Choose the right data structure

The question. You've got data you need to store, and more than one container could plausibly hold it. List? Dict? Set? Tuple? Counter? namedtuple? You want a decision short enough to make in your head, and long enough to be right most of the time.

The short version: ask what your primary operation is. Lookups by key → dict. Membership tests → set. Ordered items → list (if mutable) or tuple (if fixed). Then the edge cases fall out.

The answer

Primary operation Structure Syntax
Walk an ordered sequence list [1, 2, 3]
Walk a fixed sequence tuple (1, 2, 3)
Look up by key dict {'a': 1}
Test membership set {1, 2, 3}
Count occurrences collections.Counter Counter(items)
Group items by category dict of list {cat: [...]}
Named fields, immutable collections.namedtuple or dataclass(frozen=True)
Many database-style records list of dict (or list of dataclasses)

When in doubt, start with list or dict. They cover the majority of everyday cases, and refactoring to a more specialised structure later is rarely painful.

Why each one earns its place

list is the general-purpose ordered container. Appending, indexing, and iterating are all cheap. Reach for it whenever you just need "a bunch of things, in order" and you don't know in advance how many you'll need.

tuple is a list that doesn't change. Use it for fixed heterogeneous records ((width, height)), for return values with a fixed shape, and anywhere you want a dict key — tuples are hashable; lists aren't.

dict is the lookup table. Inserting, looking up, and deleting by key are all O(1) on average. Dicts also preserve insertion order (since Python 3.7), so you get a usable ordering for free.

set is the membership test. x in a_set is O(1); x in a_list is O(n). Sets also give you the algebra — union, intersection, difference — which is overkill for small collections but a lifesaver for diffing.

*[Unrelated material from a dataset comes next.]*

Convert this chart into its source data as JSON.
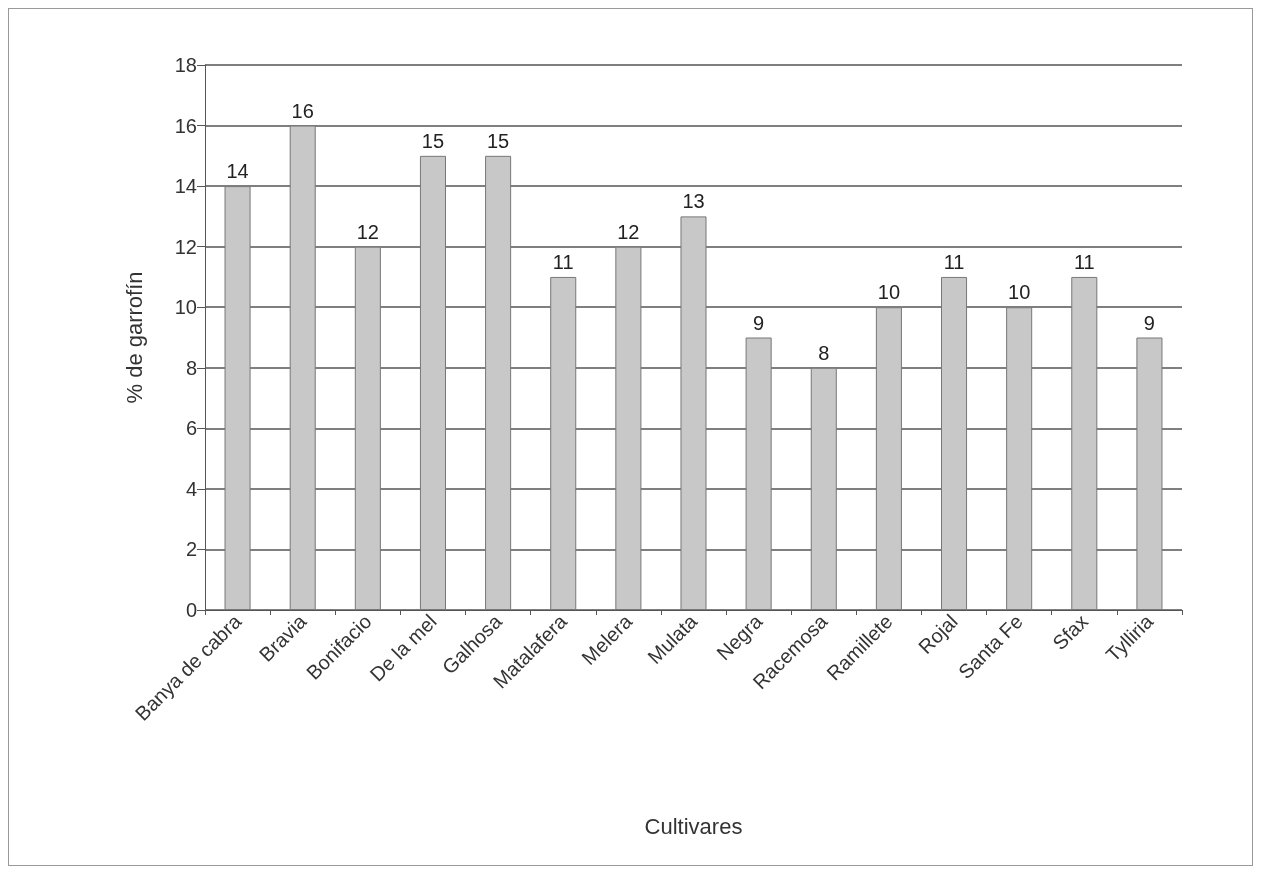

collections.Counter is a dict subclass with counting baked in. Counter(items) reads items once and records counts; most_common(3) gives you the top three. Reach for it whenever "how many of each?" is the answer you want.

namedtuple / frozen dataclass are tuples with names. Use them when you want attribute access (p.x instead of p[0]) and immutability. For mutable records — or when you want type hints and default values — a regular dataclass is the better choice.

Trade-offs

Lists are fine for small collections, slow for membership. Scanning a 10-item list for x in list is instant. Scanning a 100 000-item list, a hundred thousand times, is not. Convert to a set (lookup = set(list)) when you're about to do repeated membership checks.

Sets don't preserve order. set([1, 2, 3]) might iterate as {3, 1, 2} or any other order. If order matters, stay with a list and deduplicate via dict.fromkeys(items) (preserves insertion order).

Tuples are immutable but shallow. (1, [2]) can still have its inner list mutated — the outer tuple is frozen, the inner list isn't. For genuine immutability, use frozenset for sets and a frozen dataclass plus tuple-only fields.

Don't over-engineer. A dict is often a fine stand-in for a class in a small script. Promote it to a dataclass when the shape starts appearing in multiple places or when you need validation — not before.